Thursday, September 05, 2013

Kevin's turn

Kevin Rudd with Annabel Crabb tonight was clearly more relaxed and comfortable than "Hah.Hah.Hah" Abbott, especially in the first half of the show.   There's no doubt that, despite his terrible reputation for being a difficult boss, he is close to his family, and there is no reason to question his assessment that he considers them his closest friends.   His daughter seemed, quite frankly, smarter than the Abbott daughters. (For one thing, she doesn't dress like Sporty Spice all the time, like one of Tony's daughter does, where ever she is.*)  And he has a nice dog: seeing him interact with it was definitely a humanising touch.     

But in the "one on one" with Crabb, there were plenty of flashes of the old fakery and over calculation in answers, and there is every reason to suspect he would still be a boss capable of making people very, very nervous.  It strains credulity to believe that he is felt worse about losing his 1996 campaign to become an MP than he did about the 2010 loss of leadership.  (Then again, maybe he was spectacularly emotionally immature in 1996, and had improved in that regard by 2010.  Who knows - he's a very hard man to judge on his self-reportage of his emotional state.)

I think he is obviously significantly smarter than Abbott, and can judge better who to take advice from.  On the other hand, it would seem his problem has always been over confidence in his own abilities, and it is very difficult to know how much more carefully he would listen to advice before making decisions if he were to be PM again.  He certainly failed to give a good impression of change  in the way he came up with what appeared to be (even if they weren't) ad hoc ideas in the course of the campaign.   I really think it was the way he announced these, without any explanation of how they had been decided upon, which started his leakage in the polls. 
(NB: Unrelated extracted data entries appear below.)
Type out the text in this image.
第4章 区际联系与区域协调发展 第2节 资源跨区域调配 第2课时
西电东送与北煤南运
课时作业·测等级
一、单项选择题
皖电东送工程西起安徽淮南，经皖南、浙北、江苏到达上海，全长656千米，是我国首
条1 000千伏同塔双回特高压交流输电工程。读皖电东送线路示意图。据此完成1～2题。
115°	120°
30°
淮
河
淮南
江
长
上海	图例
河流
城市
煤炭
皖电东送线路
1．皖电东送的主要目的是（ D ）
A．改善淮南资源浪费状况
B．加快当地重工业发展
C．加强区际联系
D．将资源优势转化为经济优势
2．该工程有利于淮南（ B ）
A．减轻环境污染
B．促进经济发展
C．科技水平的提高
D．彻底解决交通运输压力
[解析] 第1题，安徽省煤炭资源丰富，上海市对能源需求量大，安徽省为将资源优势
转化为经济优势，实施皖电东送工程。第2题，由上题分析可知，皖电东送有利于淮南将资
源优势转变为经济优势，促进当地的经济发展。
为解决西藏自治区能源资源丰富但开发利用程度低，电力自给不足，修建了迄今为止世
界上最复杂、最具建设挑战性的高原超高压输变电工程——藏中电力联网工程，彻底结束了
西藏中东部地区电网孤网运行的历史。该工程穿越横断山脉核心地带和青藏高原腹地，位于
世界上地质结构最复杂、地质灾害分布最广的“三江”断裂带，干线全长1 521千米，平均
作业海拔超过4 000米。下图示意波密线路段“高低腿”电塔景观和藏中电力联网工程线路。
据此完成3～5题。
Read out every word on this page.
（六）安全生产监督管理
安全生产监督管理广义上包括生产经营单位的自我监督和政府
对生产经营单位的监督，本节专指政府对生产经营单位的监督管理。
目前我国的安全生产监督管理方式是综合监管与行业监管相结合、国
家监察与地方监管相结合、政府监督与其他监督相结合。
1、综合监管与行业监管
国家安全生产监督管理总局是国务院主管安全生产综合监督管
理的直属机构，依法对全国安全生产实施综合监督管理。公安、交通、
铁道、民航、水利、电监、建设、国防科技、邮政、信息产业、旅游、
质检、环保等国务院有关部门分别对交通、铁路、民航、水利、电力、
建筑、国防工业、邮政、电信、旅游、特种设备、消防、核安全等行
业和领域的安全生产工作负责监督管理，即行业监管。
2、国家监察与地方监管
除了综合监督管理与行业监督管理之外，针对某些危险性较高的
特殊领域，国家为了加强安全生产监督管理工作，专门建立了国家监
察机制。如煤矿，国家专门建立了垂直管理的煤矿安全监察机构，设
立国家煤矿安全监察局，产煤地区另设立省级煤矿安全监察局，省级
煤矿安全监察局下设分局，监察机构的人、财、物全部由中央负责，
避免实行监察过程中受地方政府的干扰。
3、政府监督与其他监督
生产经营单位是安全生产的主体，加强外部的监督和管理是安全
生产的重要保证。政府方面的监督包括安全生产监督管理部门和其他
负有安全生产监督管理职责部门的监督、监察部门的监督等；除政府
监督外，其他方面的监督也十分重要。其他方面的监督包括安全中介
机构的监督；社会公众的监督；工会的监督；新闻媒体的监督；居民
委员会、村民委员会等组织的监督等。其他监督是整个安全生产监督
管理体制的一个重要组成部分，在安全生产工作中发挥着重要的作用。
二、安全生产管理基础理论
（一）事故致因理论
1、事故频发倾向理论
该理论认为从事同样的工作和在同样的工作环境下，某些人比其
But tonight, overall, he came out better than I expected.  I particularly liked his daughter's story about there being a good chance he would be sitting up reading a book at 4 am she arrived home as a teenager: it confirmed his nerdiness, but also made him seem a bit more human.    I think he probably would be a better PM this time around (in the unlikely event he wins government) as a result of his time on the backbench.  Keeping in check the old urge to make decisions quickly on the assumption that he is the smartest person in the room may be his burden for the rest of his life, though.